"Peanuts butter"

A la fin du mois de mai 1943, nous partîmes pour Sidi-Bel-Abbès, agglomération de 200.000 habitants, berceau de la légion étrangère.

Pour atteindre cette ville il fallait, avec nos camions et citernes, traverser les plateaux de l'Atlas. Sidi-Bel-Abbés se trouvait au pied des montagnes, à environ 100 km de la mer.

La conduite, sur ces plateaux plus ou moins désertiques, était plutôt monotone. On y voyait seulement des touffes d'alfa, desséchées, qui filaient sous la poussée du vent.

Au soir du premier jour de notre voyage nous atteignîmes, à la tombée de la nuit, une base militaire américaine installée là, à l'écart de tout village ou bourgade. Un accord avait été conclu pour que nous puissions être hébergés dans cette base.

Sur fond de soleil couchant nous voyions une multitude de tentes et de hangars en toile verte. Des C47 Dakota atterrissaient et décollaient sans cesse. Ces avions venant nous ne savions d'où, débarquaient et embarquaient du fret, faisaient leur plein de carburant et repartaient aussitôt, vers Alger ou vers la Tunisie.

Nous fûmes invités à nous rendre à la cantine. C'était une grande tente abritant la cuisine et le réfectoire. Il y avait un couloir à l'entrée duquel nous devions prendre un plateau. Le couloir était bordé de présentoirs sur lesquels nous faisions, tout en progressant, le choix de nos plats.

Pour nous ce "libre-service" fut, à l'époque, une nouveauté étonnante.

Je pris une salade de fruits et un met inconnu appelé " peanuts butter ". Après avoir ingurgité la salade de fruits j'enfournais dans ma bouche une grande cuillerée de " peanuts butter ". Il s'agissait d'une pâte grasse et épaisse ayant la consistance du mastic de vitrier. Malgré mes efforts de déglutition il me devint impossible d'avaler ce bloc compact. Celui-ci restait coincé entre gorge et œsophage. Je commençais à étouffer et à être envahi par l'angoisse…

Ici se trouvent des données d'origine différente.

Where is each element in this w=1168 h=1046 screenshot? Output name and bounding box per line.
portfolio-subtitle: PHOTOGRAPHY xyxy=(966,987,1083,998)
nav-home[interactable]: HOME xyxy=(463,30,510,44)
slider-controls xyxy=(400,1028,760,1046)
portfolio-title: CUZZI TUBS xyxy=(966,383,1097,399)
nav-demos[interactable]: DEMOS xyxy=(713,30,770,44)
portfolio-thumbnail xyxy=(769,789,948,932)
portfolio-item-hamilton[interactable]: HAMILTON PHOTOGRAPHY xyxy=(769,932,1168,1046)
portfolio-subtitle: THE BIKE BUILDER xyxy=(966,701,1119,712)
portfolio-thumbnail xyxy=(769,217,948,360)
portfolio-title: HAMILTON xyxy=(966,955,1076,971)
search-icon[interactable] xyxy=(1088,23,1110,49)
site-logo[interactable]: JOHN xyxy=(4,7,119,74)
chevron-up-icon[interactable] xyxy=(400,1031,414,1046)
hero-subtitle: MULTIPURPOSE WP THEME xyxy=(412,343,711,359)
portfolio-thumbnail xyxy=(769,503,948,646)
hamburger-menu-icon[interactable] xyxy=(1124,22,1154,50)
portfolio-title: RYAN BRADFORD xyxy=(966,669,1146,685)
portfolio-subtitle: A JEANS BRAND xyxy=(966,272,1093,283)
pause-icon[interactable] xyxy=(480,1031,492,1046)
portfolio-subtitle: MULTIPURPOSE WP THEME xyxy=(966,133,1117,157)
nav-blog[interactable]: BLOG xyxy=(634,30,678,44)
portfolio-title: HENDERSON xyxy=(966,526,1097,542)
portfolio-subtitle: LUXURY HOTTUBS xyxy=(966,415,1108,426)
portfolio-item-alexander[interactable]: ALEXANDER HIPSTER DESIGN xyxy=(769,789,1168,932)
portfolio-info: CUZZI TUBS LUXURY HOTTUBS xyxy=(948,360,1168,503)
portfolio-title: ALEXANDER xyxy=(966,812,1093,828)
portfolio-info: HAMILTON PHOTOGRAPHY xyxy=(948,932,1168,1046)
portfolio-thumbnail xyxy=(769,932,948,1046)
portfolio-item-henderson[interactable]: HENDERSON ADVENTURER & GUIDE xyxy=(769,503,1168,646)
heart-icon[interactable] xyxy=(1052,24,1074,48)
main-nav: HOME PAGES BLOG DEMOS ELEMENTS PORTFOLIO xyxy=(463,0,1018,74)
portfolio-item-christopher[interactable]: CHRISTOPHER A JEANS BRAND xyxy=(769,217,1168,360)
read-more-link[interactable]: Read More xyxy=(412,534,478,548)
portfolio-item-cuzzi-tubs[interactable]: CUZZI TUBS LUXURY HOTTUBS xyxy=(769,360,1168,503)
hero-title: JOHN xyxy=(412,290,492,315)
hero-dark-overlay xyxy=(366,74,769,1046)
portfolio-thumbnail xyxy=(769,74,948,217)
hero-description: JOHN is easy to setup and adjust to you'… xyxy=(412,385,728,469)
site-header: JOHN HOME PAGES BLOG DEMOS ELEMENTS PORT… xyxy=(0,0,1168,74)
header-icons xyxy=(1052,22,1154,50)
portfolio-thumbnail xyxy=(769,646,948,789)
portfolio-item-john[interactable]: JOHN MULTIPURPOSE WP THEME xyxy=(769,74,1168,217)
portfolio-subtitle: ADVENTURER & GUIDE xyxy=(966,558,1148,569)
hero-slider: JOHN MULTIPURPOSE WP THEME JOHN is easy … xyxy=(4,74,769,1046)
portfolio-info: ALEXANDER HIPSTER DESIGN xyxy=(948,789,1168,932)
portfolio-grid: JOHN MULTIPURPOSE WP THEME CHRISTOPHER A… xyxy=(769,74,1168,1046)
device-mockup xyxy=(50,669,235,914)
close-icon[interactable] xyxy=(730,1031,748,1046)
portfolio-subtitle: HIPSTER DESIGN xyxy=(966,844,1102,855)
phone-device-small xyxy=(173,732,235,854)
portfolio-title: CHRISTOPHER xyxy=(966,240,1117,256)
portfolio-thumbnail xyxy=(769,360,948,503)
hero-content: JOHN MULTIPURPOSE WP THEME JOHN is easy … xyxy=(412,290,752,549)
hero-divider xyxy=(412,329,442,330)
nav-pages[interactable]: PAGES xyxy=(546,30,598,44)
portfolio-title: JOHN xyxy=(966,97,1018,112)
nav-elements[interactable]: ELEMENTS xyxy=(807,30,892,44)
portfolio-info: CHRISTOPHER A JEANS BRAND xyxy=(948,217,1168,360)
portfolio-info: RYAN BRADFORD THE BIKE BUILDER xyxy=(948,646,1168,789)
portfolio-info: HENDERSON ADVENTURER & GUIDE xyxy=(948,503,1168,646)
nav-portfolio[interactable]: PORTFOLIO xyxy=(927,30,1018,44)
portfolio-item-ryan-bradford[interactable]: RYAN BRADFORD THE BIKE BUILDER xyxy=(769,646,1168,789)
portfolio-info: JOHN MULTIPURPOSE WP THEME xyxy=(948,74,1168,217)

Des camarades s'en aperçurent et se mirent à me taper dans le dos tandis que des GI's me faisaient avaler de l'eau. Je repris enfin ma respiration.

Je me surprends parfois à penser que si j'avais péri étouffé, ce soir là, dans ce camp américain, des suites d'une absorption massive de beurre de cacahouètes, j'aurais sans doute eu-- à la faveur des désordres et de la confusion de l'après-guerre -- mon nom gravé sur le monument aux morts de ma commune, avec l'épitaphe suivante :

" LEON, MORT AU CHAMP D'HONNEUR, 1943 "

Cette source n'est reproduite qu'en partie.